Sen. Ralph Alvarado, co-chair of the interim health committee and a physician, said the issue of  health-care worker shortages will likely be "front and center" during the next legislative session. 

And with a word of caution, he described what health care could look like if we don't address this issue, noting that as we start to see health-care professionals exit the workforce at a rate higher than replacement, Kentuckians will see a delay in care, even for risky conditions. 

"We don't necessarily have the right to someone else's labor. . . And there's a lot of people out there that have these abilities that are saying, I'm done. I've had enough," said Alvarado, R-Winchester. "We've relied on the goodwill of a lot of these folks to make this system work, and that goodwill is quickly escaping us." 

Sarah Ladd of the Louisville Courier Journal recently wrote  about the mental-health challenges of nurses, reporting that at least 58 Kentucky nurses have died by suicide from 2016 to 2021, according to Delanor Manson, CEO of the Kentucky Nurses Association. 

"Because we have a nursing shortage . . . mental well-being is decreasing," Manson told Ladd. "And then that leads to more people leaving the profession or leaving their job. And it also makes it challenging to recruit people to go to nursing school."

Efforts to address the nursing shortage

State officials have tried to address the nursing shortage. Gov. Andy Beshear declared an emergency in mid-December, allowing the state to take special measures to educate and license more nurses.

His order required the nursing board to approve requests for enrollment increases if a school has sufficient resources; requires schools to report vacant student seats to the board monthly to post online, and send the board a list of needed faculty; allows a school to open new campuses more quickly; and improves reciprocity with other states.

The legislature passed a bill that lifted enrollment limits for nursing programs, allowed more flexibility in nursing instructors' qualifications, helped out-of-state and foreign-trained nurses practice in the state without compromising standards of care, and set term limits and geographic requirements for the Board of Nursing.

Manson wrote in an op-ed that the legislature needed to approve $100 million to provide direct help to the nursing profession, including raises for nursing faculty and bonus pay incentives to keep nurses on the job. Instead, the General Assembly approved $10 million for a bipartisan Healthcare Workforce Collaborative between Kentucky's education and healthcare industries aimed at expanding health care workers in the state. 

A nationwide problem

Health-care worker shortages are plaguing the nation, with no end in sight, especially as the BA.5 Omicron subvariant drives cases, hospital admissions and deaths up, Krista Mahr reports for Politico. Nationwide, she reports that "as of July 22, hospitals in nearly 40 states have reported critical staffing shortages, while hospitals in all 50 states said they expect to be short-staffed within a week." 

"Hospitals are coping by making compromises," Mahr writes." They’re shifting staff between departments, handling longer emergency room waits and even eliminating routine Covid testing.
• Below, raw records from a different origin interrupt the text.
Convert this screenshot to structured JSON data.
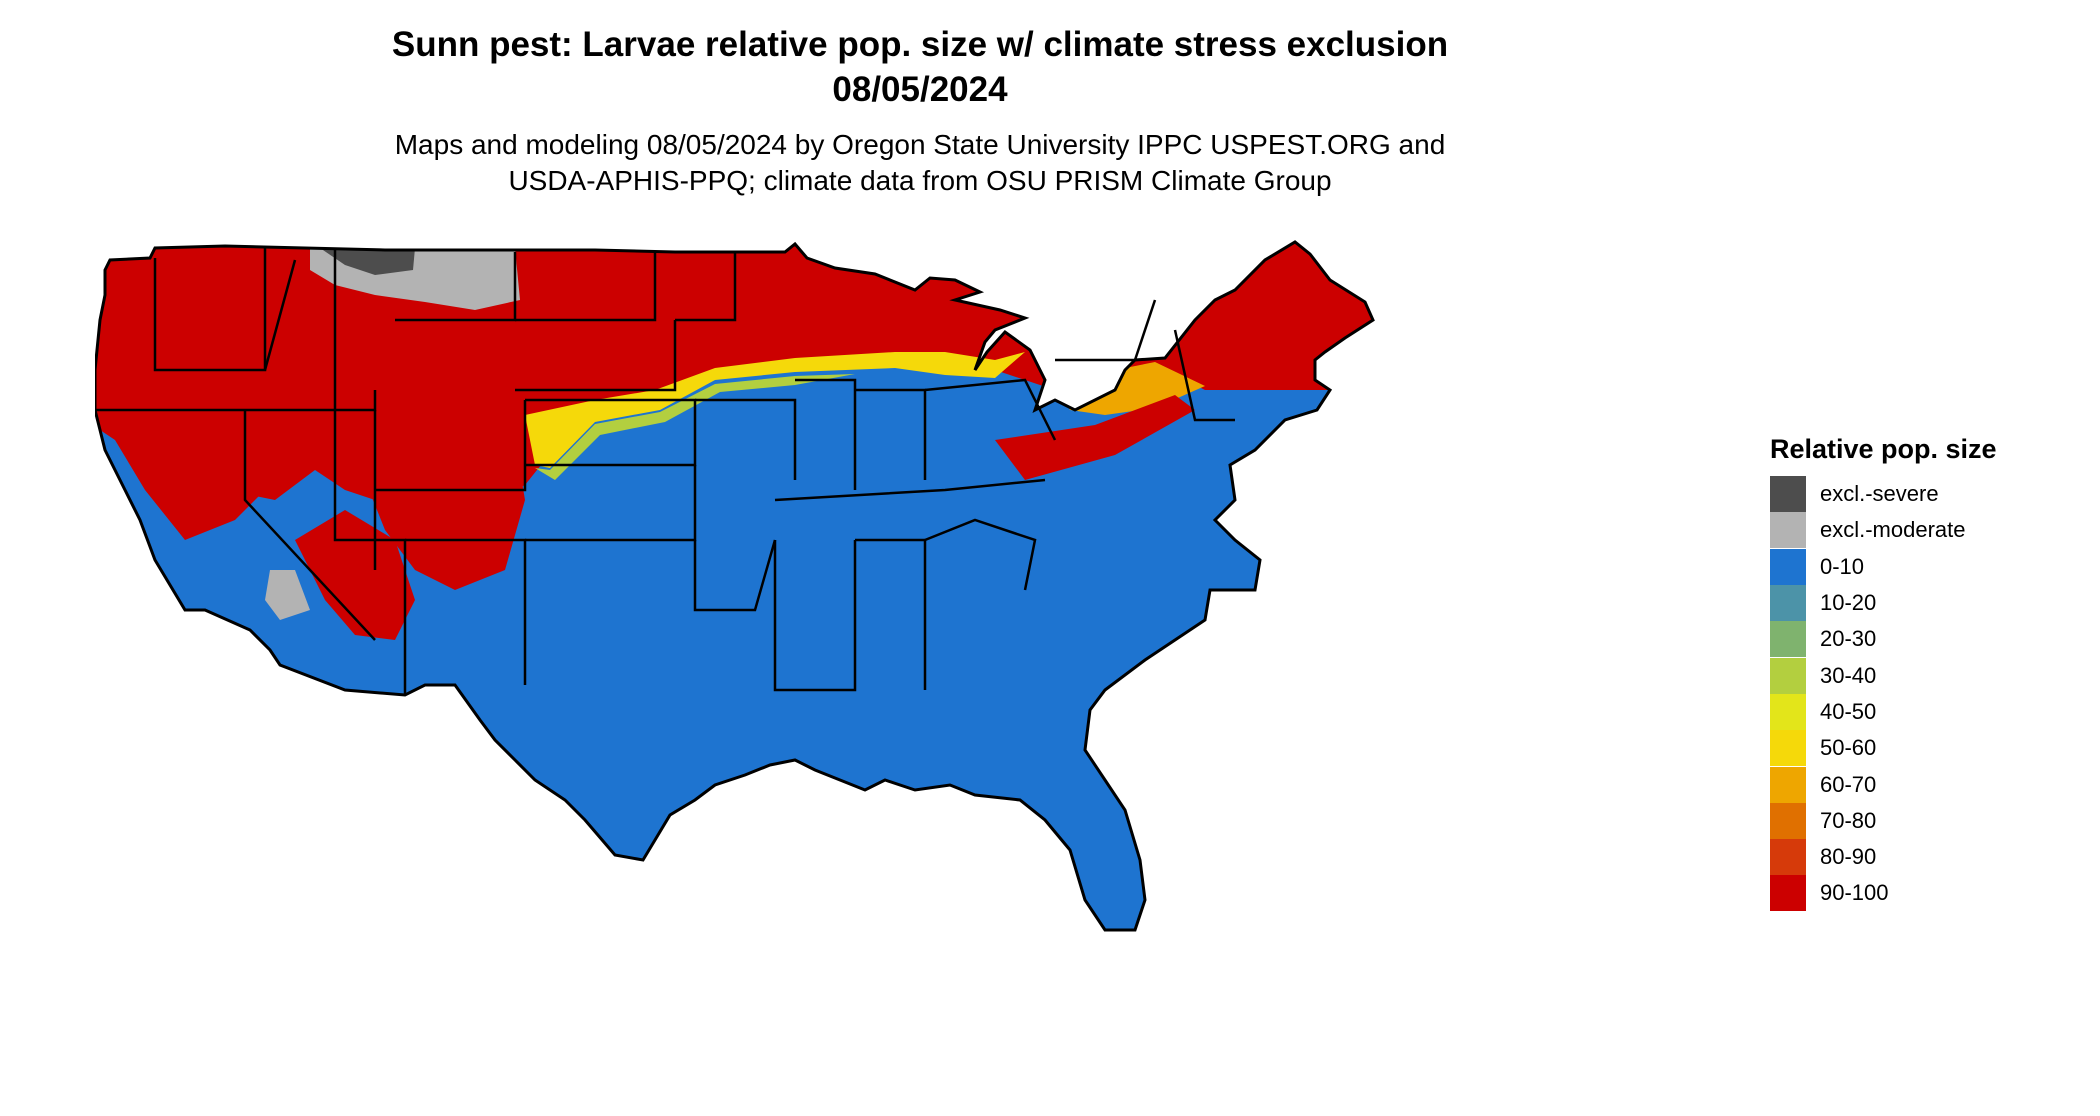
{
  "title": {
    "line1": "Sunn pest: Larvae relative pop. size w/ climate stress exclusion",
    "line2": "08/05/2024"
  },
  "subtitle": {
    "line1": "Maps and modeling 08/05/2024 by Oregon State University IPPC USPEST.ORG and",
    "line2": "USDA-APHIS-PPQ; climate data from OSU PRISM Climate Group"
  },
  "legend": {
    "title": "Relative pop. size",
    "items": [
      {
        "label": "excl.-severe",
        "color": "#4d4d4d"
      },
      {
        "label": "excl.-moderate",
        "color": "#b3b3b3"
      },
      {
        "label": "0-10",
        "color": "#1e74d0"
      },
      {
        "label": "10-20",
        "color": "#4c93a8"
      },
      {
        "label": "20-30",
        "color": "#7fb36e"
      },
      {
        "label": "30-40",
        "color": "#b3cf3f"
      },
      {
        "label": "40-50",
        "color": "#e3e51a"
      },
      {
        "label": "50-60",
        "color": "#f5d90a"
      },
      {
        "label": "60-70",
        "color": "#eea600"
      },
      {
        "label": "70-80",
        "color": "#e07000"
      },
      {
        "label": "80-90",
        "color": "#d63a0a"
      },
      {
        "label": "90-100",
        "color": "#cc0000"
      }
    ]
  },
  "map": {
    "region": "Contiguous United States",
    "colors": {
      "base": "#1e74d0",
      "high": "#cc0000",
      "mid": "#f5d90a",
      "orange": "#eea600",
      "light_green": "#b3cf3f",
      "excl_moderate": "#b3b3b3",
      "excl_severe": "#4d4d4d",
      "border": "#000000"
    }
  }
}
They’re seeking a new balance, recognizing that they can’t forever sustain the state of vigilance that marked the first two years of the pandemic." 
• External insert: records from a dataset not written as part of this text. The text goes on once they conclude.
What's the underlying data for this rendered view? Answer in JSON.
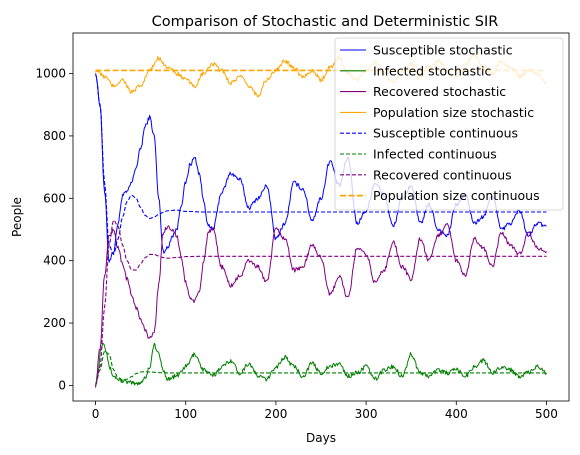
{
  "chart_data": {
    "type": "line",
    "title": "Comparison of Stochastic and Deterministic SIR",
    "xlabel": "Days",
    "ylabel": "People",
    "xlim": [
      -25,
      525
    ],
    "ylim": [
      -50,
      1130
    ],
    "xticks": [
      0,
      100,
      200,
      300,
      400,
      500
    ],
    "yticks": [
      0,
      200,
      400,
      600,
      800,
      1000
    ],
    "grid": false,
    "legend_position": "top-right",
    "series": [
      {
        "name": "Susceptible stochastic",
        "color": "#0000ff",
        "style": "solid",
        "x": [
          0,
          5,
          10,
          15,
          20,
          25,
          30,
          35,
          40,
          45,
          50,
          55,
          60,
          65,
          70,
          75,
          80,
          85,
          90,
          95,
          100,
          105,
          110,
          115,
          120,
          125,
          130,
          140,
          150,
          160,
          170,
          180,
          190,
          200,
          210,
          220,
          230,
          240,
          250,
          260,
          270,
          280,
          290,
          300,
          310,
          320,
          330,
          340,
          350,
          360,
          370,
          380,
          390,
          400,
          410,
          420,
          430,
          440,
          450,
          460,
          470,
          480,
          490,
          500
        ],
        "y": [
          1000,
          900,
          620,
          400,
          430,
          520,
          610,
          620,
          650,
          700,
          760,
          830,
          860,
          800,
          600,
          430,
          440,
          480,
          500,
          580,
          650,
          710,
          730,
          680,
          590,
          510,
          500,
          620,
          680,
          660,
          570,
          600,
          640,
          470,
          520,
          650,
          630,
          530,
          600,
          720,
          640,
          730,
          520,
          560,
          650,
          610,
          510,
          600,
          640,
          520,
          580,
          500,
          480,
          580,
          610,
          520,
          540,
          610,
          500,
          520,
          560,
          480,
          520,
          510
        ]
      },
      {
        "name": "Infected stochastic",
        "color": "#008000",
        "style": "solid",
        "x": [
          0,
          3,
          6,
          9,
          12,
          15,
          20,
          25,
          30,
          35,
          40,
          45,
          50,
          55,
          60,
          65,
          70,
          75,
          80,
          90,
          100,
          110,
          120,
          130,
          140,
          150,
          160,
          170,
          180,
          190,
          200,
          210,
          220,
          230,
          240,
          250,
          260,
          270,
          280,
          290,
          300,
          310,
          320,
          330,
          340,
          350,
          360,
          370,
          380,
          390,
          400,
          410,
          420,
          430,
          440,
          450,
          460,
          470,
          480,
          490,
          500
        ],
        "y": [
          5,
          50,
          120,
          140,
          110,
          60,
          30,
          20,
          15,
          10,
          8,
          5,
          10,
          25,
          60,
          130,
          100,
          50,
          20,
          30,
          60,
          100,
          50,
          30,
          60,
          80,
          40,
          70,
          30,
          20,
          60,
          90,
          60,
          30,
          70,
          40,
          60,
          70,
          30,
          40,
          60,
          20,
          50,
          60,
          30,
          100,
          40,
          30,
          50,
          40,
          50,
          30,
          60,
          80,
          40,
          60,
          50,
          30,
          40,
          60,
          40
        ]
      },
      {
        "name": "Recovered stochastic",
        "color": "#800080",
        "style": "solid",
        "x": [
          0,
          5,
          10,
          15,
          20,
          25,
          30,
          35,
          40,
          45,
          50,
          55,
          60,
          65,
          70,
          75,
          80,
          85,
          90,
          95,
          100,
          105,
          110,
          115,
          120,
          125,
          130,
          140,
          150,
          160,
          170,
          180,
          190,
          200,
          210,
          220,
          230,
          240,
          250,
          260,
          270,
          280,
          290,
          300,
          310,
          320,
          330,
          340,
          350,
          360,
          370,
          380,
          390,
          400,
          410,
          420,
          430,
          440,
          450,
          460,
          470,
          480,
          490,
          500
        ],
        "y": [
          0,
          120,
          350,
          480,
          500,
          440,
          390,
          340,
          290,
          250,
          210,
          180,
          150,
          170,
          320,
          490,
          510,
          500,
          480,
          410,
          330,
          280,
          270,
          300,
          400,
          490,
          500,
          380,
          320,
          350,
          400,
          380,
          330,
          500,
          470,
          370,
          380,
          450,
          410,
          290,
          350,
          280,
          440,
          420,
          330,
          370,
          460,
          380,
          340,
          470,
          400,
          480,
          520,
          400,
          350,
          470,
          440,
          380,
          490,
          450,
          420,
          490,
          440,
          430
        ]
      },
      {
        "name": "Population size stochastic",
        "color": "#ffa500",
        "style": "solid",
        "x": [
          0,
          10,
          20,
          30,
          40,
          50,
          60,
          70,
          80,
          90,
          100,
          110,
          120,
          130,
          140,
          150,
          160,
          170,
          180,
          190,
          200,
          210,
          220,
          230,
          240,
          250,
          260,
          270,
          280,
          290,
          300,
          310,
          320,
          330,
          340,
          350,
          360,
          370,
          380,
          390,
          400,
          410,
          420,
          430,
          440,
          450,
          460,
          470,
          480,
          490,
          500
        ],
        "y": [
          1010,
          990,
          960,
          980,
          940,
          960,
          1010,
          1050,
          1020,
          1000,
          980,
          960,
          1000,
          1030,
          1010,
          970,
          990,
          960,
          930,
          980,
          1010,
          1040,
          1020,
          990,
          1010,
          980,
          1020,
          1050,
          1000,
          980,
          1010,
          1040,
          1000,
          970,
          1010,
          1030,
          990,
          1020,
          1040,
          1010,
          990,
          1030,
          1060,
          1020,
          1000,
          1040,
          1020,
          990,
          1010,
          1000,
          970
        ]
      },
      {
        "name": "Susceptible continuous",
        "color": "#0000ff",
        "style": "dashed",
        "x": [
          0,
          5,
          10,
          15,
          20,
          25,
          30,
          35,
          40,
          45,
          50,
          55,
          60,
          65,
          70,
          75,
          80,
          90,
          100,
          120,
          150,
          200,
          300,
          400,
          500
        ],
        "y": [
          1000,
          900,
          650,
          450,
          420,
          470,
          540,
          590,
          610,
          600,
          570,
          545,
          535,
          540,
          548,
          555,
          560,
          562,
          558,
          556,
          556,
          556,
          556,
          556,
          556
        ]
      },
      {
        "name": "Infected continuous",
        "color": "#008000",
        "style": "dashed",
        "x": [
          0,
          5,
          10,
          15,
          20,
          25,
          30,
          35,
          40,
          45,
          50,
          55,
          60,
          70,
          80,
          100,
          150,
          200,
          300,
          400,
          500
        ],
        "y": [
          5,
          50,
          110,
          100,
          50,
          25,
          18,
          20,
          28,
          38,
          43,
          44,
          43,
          41,
          40,
          40,
          40,
          40,
          40,
          40,
          40
        ]
      },
      {
        "name": "Recovered continuous",
        "color": "#800080",
        "style": "dashed",
        "x": [
          0,
          5,
          10,
          15,
          20,
          25,
          30,
          35,
          40,
          45,
          50,
          55,
          60,
          65,
          70,
          75,
          80,
          90,
          100,
          120,
          150,
          200,
          300,
          400,
          500
        ],
        "y": [
          0,
          60,
          250,
          450,
          530,
          510,
          450,
          400,
          370,
          370,
          390,
          410,
          420,
          420,
          415,
          410,
          408,
          410,
          413,
          414,
          414,
          414,
          414,
          414,
          414
        ]
      },
      {
        "name": "Population size continuous",
        "color": "#ffa500",
        "style": "dashed",
        "x": [
          0,
          500
        ],
        "y": [
          1010,
          1010
        ]
      }
    ]
  }
}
Further, she writes that the current wave of Covid-19 hospitalizations, which have risen more than 40% in the last month, is also putting fresh stress on facilities at a time when the pandemic response is running out. 

“There is growing concern that this money has run out,” Nancy Foster, vice president for quality and patient safety policy at the American Hospital Association, told Politico. “It’s not really getting sufficient attention.”

Hospital administrators told Mahr that they expect these chronic hospital staffing shortages to continue, especially with the continued spread of Covid-19, a vaccine that prevents serious illness but doesn't keep everyone out of the hospital, continuing resistance to mitigation measures and an unwillingness to ring the alarm bell during a wave where fewer people are getting seriously ill and dying, compared to previous waves.